The EUR/USD started a minor correction, and it may continue this movement on Friday. A decline of 30-40 pips is nothing if we compare it to a month-long period of upward movement. The price has not overcome the level of 1.0888 on the first attempt, but this doesn't mean that the bulls have left the market. The pair could still rise. First of all, the market remains bullish, and the euro continues to rise even when it has no grounds to do so. For some, the current movement may seem logical, especially considering the latest macro data from the US. This is indeed partly true.
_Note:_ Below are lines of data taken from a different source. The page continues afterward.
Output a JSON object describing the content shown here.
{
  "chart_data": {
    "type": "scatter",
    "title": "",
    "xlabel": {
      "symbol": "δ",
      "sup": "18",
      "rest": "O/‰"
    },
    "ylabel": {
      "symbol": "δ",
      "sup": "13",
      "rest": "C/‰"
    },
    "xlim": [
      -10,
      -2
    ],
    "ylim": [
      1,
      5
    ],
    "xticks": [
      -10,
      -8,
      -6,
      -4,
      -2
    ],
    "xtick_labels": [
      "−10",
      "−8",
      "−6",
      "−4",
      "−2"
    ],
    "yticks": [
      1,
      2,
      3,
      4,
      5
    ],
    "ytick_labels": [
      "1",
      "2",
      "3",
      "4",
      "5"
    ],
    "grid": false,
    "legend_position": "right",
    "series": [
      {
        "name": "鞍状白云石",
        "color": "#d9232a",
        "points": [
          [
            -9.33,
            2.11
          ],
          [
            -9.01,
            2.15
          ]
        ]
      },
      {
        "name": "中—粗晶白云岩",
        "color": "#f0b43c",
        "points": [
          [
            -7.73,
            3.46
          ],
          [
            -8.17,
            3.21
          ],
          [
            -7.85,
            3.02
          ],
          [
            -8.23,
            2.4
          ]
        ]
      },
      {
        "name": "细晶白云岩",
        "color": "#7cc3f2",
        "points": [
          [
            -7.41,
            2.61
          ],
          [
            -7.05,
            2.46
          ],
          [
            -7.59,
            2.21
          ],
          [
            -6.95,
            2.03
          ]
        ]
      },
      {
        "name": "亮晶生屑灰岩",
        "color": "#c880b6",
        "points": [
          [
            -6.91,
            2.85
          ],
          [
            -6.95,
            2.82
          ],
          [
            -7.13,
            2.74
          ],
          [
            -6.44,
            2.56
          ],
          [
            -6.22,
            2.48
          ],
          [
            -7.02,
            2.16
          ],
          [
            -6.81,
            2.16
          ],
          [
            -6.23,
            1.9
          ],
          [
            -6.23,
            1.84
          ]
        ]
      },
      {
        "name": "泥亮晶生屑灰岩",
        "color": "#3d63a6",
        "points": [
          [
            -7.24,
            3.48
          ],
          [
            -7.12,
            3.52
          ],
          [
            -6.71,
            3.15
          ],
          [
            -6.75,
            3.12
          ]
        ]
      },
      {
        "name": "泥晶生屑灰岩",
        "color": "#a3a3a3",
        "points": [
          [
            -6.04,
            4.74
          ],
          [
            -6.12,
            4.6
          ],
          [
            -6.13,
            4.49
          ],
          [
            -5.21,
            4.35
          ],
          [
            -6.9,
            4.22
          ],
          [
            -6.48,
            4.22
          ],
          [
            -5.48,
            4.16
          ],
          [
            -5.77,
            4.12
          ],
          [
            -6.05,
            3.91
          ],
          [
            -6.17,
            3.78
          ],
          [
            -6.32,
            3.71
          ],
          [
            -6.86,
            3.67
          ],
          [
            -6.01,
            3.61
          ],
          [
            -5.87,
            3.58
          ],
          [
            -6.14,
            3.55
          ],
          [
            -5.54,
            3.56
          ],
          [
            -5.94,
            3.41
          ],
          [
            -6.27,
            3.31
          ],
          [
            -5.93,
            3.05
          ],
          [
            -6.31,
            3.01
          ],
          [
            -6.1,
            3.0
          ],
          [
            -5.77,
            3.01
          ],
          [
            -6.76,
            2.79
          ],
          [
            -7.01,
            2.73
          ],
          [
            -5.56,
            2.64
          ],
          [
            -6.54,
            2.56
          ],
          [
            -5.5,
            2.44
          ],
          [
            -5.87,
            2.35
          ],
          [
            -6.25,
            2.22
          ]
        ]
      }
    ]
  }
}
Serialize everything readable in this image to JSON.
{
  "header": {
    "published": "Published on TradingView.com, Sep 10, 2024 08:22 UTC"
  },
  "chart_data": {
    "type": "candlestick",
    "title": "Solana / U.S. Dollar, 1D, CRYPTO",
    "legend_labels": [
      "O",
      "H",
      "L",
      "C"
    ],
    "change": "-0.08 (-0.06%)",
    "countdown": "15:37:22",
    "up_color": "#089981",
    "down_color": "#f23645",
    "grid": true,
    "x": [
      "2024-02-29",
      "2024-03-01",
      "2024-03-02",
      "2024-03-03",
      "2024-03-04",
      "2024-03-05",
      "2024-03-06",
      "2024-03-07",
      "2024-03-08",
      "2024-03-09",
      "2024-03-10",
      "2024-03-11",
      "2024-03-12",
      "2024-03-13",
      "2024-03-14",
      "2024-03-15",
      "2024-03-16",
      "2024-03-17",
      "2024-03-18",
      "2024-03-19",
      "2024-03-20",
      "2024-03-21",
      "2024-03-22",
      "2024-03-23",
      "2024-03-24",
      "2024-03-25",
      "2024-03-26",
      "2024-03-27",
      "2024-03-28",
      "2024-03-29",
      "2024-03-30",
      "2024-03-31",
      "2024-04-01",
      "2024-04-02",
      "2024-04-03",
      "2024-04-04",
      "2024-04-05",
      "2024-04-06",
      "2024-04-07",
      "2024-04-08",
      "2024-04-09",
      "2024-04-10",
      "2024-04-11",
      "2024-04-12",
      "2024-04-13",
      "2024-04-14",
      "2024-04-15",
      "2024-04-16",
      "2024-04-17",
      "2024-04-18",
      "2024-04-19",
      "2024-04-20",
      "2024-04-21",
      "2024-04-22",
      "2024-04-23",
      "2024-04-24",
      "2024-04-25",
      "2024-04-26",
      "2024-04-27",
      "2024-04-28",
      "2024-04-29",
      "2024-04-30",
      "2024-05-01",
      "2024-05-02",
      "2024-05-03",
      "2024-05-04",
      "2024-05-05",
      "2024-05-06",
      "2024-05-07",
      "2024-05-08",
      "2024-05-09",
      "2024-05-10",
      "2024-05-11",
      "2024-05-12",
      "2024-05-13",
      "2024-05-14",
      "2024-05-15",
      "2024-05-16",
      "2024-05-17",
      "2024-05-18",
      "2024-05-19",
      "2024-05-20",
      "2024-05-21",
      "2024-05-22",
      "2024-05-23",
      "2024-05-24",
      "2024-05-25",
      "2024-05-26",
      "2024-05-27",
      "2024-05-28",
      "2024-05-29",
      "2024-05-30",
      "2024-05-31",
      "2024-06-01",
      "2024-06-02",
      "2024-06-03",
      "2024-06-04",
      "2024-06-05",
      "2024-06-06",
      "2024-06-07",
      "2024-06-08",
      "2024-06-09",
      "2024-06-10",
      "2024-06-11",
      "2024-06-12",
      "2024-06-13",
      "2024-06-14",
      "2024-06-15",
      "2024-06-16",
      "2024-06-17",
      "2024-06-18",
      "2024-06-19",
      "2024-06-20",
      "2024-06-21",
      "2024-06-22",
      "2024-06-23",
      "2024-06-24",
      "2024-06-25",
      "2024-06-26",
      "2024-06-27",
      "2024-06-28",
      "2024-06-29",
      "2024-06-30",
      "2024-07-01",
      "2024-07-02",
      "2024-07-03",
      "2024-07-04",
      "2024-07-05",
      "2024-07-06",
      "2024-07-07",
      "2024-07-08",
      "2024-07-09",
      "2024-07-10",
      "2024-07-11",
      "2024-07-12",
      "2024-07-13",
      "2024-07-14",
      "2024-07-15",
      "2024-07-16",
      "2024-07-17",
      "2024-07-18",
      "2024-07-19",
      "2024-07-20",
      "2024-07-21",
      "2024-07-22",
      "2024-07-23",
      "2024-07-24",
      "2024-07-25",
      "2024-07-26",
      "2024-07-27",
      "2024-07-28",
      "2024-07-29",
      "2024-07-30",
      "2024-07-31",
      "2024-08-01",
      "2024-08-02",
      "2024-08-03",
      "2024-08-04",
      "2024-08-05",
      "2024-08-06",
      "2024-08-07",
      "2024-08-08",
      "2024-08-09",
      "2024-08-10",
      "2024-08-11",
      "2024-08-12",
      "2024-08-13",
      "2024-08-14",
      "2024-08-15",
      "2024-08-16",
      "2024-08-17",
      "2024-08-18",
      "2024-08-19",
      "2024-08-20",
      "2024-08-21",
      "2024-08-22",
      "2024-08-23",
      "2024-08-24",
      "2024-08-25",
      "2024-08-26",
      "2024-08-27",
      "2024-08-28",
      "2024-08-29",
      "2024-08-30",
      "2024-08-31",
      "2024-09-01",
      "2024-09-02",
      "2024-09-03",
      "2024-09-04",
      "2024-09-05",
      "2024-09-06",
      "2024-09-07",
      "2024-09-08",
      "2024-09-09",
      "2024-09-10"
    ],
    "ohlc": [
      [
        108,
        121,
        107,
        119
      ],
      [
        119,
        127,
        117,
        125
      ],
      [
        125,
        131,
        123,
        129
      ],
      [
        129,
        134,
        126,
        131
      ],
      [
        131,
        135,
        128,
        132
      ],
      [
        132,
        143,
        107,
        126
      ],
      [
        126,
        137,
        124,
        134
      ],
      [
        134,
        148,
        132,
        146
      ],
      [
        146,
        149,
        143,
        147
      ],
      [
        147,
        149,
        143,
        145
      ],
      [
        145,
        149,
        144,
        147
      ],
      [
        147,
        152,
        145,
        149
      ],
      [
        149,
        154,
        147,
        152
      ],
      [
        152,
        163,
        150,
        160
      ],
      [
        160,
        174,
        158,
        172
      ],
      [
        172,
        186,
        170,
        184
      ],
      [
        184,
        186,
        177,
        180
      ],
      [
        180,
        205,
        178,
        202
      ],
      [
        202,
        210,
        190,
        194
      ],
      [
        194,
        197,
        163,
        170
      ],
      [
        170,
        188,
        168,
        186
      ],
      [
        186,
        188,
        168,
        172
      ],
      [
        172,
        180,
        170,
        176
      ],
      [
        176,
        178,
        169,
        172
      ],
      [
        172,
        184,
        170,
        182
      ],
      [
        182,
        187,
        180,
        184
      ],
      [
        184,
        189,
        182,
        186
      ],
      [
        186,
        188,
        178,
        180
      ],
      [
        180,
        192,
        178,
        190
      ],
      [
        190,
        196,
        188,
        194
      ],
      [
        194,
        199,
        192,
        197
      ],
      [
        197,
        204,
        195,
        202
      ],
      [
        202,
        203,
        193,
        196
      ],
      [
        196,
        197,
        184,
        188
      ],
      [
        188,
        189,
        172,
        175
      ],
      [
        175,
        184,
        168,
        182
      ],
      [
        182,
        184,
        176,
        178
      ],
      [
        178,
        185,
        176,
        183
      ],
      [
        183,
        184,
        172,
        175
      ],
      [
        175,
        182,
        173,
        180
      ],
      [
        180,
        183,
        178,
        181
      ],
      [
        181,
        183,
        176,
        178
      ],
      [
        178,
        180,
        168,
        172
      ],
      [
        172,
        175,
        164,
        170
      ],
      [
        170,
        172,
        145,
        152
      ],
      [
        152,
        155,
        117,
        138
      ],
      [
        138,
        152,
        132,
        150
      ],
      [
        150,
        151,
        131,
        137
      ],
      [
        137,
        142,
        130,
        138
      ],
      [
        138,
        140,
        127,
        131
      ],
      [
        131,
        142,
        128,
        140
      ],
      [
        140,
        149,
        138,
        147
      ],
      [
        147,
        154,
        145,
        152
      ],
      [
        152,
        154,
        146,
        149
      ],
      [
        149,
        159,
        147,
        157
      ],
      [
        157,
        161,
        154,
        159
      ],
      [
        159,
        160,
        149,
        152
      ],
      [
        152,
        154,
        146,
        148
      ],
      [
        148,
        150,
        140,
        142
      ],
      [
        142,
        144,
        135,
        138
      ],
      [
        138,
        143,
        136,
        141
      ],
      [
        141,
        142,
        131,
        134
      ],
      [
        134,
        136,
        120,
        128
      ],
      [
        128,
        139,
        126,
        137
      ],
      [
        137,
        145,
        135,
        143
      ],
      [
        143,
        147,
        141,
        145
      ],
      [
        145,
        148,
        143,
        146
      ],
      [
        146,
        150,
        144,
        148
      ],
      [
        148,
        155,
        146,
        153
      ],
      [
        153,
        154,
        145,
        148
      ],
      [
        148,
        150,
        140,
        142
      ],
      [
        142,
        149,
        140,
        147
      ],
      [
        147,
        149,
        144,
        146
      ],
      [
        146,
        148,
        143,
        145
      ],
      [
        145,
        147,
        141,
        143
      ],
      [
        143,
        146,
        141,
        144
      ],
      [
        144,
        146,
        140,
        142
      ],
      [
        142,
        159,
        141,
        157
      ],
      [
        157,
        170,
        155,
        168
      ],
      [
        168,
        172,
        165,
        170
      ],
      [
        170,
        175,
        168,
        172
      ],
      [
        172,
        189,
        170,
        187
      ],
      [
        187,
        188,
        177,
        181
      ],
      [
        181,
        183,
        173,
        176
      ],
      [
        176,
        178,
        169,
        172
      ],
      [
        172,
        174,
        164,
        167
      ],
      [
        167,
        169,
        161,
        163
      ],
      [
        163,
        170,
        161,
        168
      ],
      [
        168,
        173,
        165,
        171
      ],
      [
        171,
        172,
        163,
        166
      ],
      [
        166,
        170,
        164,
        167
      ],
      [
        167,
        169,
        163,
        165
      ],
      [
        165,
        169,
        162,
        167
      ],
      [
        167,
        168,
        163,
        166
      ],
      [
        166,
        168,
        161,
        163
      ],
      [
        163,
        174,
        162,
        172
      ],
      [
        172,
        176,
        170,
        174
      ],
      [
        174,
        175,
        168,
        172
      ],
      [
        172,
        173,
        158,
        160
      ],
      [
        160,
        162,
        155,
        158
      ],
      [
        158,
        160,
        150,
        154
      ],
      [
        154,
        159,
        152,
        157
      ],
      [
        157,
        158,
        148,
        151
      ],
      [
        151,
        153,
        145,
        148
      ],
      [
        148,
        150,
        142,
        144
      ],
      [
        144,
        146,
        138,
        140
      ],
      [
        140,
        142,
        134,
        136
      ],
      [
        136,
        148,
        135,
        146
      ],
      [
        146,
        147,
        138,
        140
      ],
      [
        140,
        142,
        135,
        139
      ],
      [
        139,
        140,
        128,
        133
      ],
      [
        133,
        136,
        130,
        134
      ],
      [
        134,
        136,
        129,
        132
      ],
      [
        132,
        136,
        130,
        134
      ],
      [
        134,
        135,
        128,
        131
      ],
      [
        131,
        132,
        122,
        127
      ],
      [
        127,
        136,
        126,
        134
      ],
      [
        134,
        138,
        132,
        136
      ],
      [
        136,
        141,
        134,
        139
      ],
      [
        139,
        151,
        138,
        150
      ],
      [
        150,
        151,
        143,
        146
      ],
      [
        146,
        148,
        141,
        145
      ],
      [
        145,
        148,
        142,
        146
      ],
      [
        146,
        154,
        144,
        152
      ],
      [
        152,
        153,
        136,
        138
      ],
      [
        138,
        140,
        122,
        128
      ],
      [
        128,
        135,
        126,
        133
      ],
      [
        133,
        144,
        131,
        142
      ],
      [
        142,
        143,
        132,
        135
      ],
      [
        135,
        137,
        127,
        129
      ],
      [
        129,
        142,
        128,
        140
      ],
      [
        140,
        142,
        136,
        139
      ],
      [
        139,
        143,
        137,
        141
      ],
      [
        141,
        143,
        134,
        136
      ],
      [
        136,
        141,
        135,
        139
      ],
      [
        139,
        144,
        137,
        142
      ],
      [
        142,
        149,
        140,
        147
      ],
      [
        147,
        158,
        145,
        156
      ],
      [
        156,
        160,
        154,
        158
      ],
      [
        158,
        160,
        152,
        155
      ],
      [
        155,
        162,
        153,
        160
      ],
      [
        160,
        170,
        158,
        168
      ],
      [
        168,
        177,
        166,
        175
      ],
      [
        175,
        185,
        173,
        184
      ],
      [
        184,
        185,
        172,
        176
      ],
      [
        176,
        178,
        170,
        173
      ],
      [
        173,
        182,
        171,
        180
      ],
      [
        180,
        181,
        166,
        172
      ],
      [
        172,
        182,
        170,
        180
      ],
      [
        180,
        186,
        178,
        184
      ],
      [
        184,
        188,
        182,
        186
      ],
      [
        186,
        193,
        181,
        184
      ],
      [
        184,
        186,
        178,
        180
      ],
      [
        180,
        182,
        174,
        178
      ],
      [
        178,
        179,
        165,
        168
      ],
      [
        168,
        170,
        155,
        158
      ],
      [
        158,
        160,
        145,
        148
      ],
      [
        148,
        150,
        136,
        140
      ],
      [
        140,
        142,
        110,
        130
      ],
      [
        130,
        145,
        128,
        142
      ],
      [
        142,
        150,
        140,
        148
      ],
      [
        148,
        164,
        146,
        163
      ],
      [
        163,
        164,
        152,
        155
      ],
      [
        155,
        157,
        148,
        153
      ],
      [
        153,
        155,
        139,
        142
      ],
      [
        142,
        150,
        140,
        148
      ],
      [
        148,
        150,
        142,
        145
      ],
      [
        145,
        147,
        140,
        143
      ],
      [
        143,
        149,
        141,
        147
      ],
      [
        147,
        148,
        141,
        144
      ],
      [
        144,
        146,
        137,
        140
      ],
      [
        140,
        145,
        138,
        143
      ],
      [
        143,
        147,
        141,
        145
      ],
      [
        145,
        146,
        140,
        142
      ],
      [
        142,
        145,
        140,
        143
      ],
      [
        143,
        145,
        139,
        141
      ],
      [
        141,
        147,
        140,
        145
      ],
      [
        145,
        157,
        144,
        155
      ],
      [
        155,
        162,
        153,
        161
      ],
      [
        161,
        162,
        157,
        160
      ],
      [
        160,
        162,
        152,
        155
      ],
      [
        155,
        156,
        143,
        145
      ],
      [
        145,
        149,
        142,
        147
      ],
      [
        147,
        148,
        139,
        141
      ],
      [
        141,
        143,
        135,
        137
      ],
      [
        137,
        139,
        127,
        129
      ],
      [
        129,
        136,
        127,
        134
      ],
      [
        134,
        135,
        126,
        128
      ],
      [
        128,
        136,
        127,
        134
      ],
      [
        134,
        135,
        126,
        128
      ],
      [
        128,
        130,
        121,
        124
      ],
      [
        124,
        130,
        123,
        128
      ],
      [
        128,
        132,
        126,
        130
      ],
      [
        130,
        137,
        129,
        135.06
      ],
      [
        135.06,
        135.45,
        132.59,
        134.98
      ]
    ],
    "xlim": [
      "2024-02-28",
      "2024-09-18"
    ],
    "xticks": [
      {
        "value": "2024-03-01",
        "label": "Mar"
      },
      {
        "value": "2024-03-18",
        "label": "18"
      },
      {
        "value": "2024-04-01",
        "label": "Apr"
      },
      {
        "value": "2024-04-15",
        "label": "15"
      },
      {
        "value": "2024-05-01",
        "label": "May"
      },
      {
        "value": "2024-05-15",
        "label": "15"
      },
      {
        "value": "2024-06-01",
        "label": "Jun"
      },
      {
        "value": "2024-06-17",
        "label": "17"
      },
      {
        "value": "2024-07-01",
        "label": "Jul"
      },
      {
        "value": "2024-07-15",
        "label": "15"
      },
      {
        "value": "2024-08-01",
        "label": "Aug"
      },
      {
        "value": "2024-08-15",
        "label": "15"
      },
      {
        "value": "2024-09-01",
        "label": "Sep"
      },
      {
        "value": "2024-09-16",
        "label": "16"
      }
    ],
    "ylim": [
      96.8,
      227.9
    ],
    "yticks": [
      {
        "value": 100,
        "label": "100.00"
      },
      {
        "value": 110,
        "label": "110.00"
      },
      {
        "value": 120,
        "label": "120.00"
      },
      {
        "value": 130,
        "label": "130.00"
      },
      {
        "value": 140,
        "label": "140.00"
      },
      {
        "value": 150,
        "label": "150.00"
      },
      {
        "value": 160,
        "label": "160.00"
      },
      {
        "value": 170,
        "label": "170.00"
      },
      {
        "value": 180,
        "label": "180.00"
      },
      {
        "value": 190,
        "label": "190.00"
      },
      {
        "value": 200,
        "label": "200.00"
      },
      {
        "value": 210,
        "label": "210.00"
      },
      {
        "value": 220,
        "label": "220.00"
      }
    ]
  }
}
However, we want to remind everyone of a crucial fundamental factor that should fuel the dollar's growth. The key point is that the European Central Bank's interest rates are set to decrease as soon as next month, while the Federal Reserve's rates are not expected to change anytime soon. In addition, market participants are no longer impressed by the European economy's performance. Therefore, we believe that the pair's current growth is illogical. However, we shouldn't expect a downtrend when the price has not consolidated below the ascending channel.
EUR/USD on 5M chartDespite the modest amount of volatility, two good and accurate trading signals were formed on the 5-minute timeframe. Initially, the pair bounced off the level of 1.0888, and then off the level of 1.0856. Since the distance between these levels is only 32 pips,
the profit from the trades could not have been high. Nevertheless, in the face of low volatility, beginners managed to earn around 20-25 pips, which is also quite good.
Trading tips on Friday:On the hourly chart, the EUR/USD pair continues to correct higher, which is increasingly resembling an independent trend. We believe that the decline should resume in the medium term, as the euro remains expensive, and the overall trend is downward. The fundamental background still supports the US dollar, and the inflation report for April will not change the Fed's stance.
On Friday, novice traders can continue to look for buy signals around the area of 1.0838-1.0856. If the price consolidates below this area, then it may continue to fall towards 1.0785-1.0797.
The key levels on the 5M chart are 1.0483, 1.0526, 1.0568, 1.0611, 1.0678, 1.0725-1.0733, 1.0785-1.0797, 1.0838-1.0856, 1.0888-1.0896, 1.0940, 1.0971-1.0981. On Friday, we can only highlight the second estimate of the Eurozone inflation report for April. However, this report is of secondary importance. The US event calendar is empty.
Basic trading rules:1) Signal strength is determined by the time taken for its formation (either a bounce or level breach). A shorter formation time indicates a stronger signal.
2) If two or more trades around a certain level are initiated based on false signals, subsequent signals from that level should be disregarded.
3) In a flat market, any currency pair can produce multiple false signals or none at all. In any case, the flat trend is not the best condition for trading.
4) Trading activities are confined between the onset of the European session and mid-way through the U.S. session, after which all open trades should be manually closed.
5) On the 30-minute timeframe, trades based on MACD signals are only advisable amidst substantial volatility and an established trend, confirmed either by a trendline or trend channel.
6) If two levels lie closely together (ranging from 5 to 15 pips apart), they should be considered as a support or resistance zone.
How to read charts:Support and Resistance price levels can serve as targets when buying or selling. You can place Take Profit levels near them.
Red lines represent channels or trend lines, depicting the current market trend and indicating the preferable trading direction.
The MACD(14,22,3) indicator, encompassing both the histogram and signal line, acts as an auxiliary tool and can also be used as a signal source.
Significant speeches and reports (always noted in the news calendar) can profoundly influence the price dynamics. Hence, trading during their release calls for heightened caution. It may be reasonable to exit the market to prevent abrupt price reversals against the prevailing trend.
Beginning traders should always remember that not every trade will yield profit. Establishing a clear strategy coupled with sound money management is the cornerstone of sustained trading success.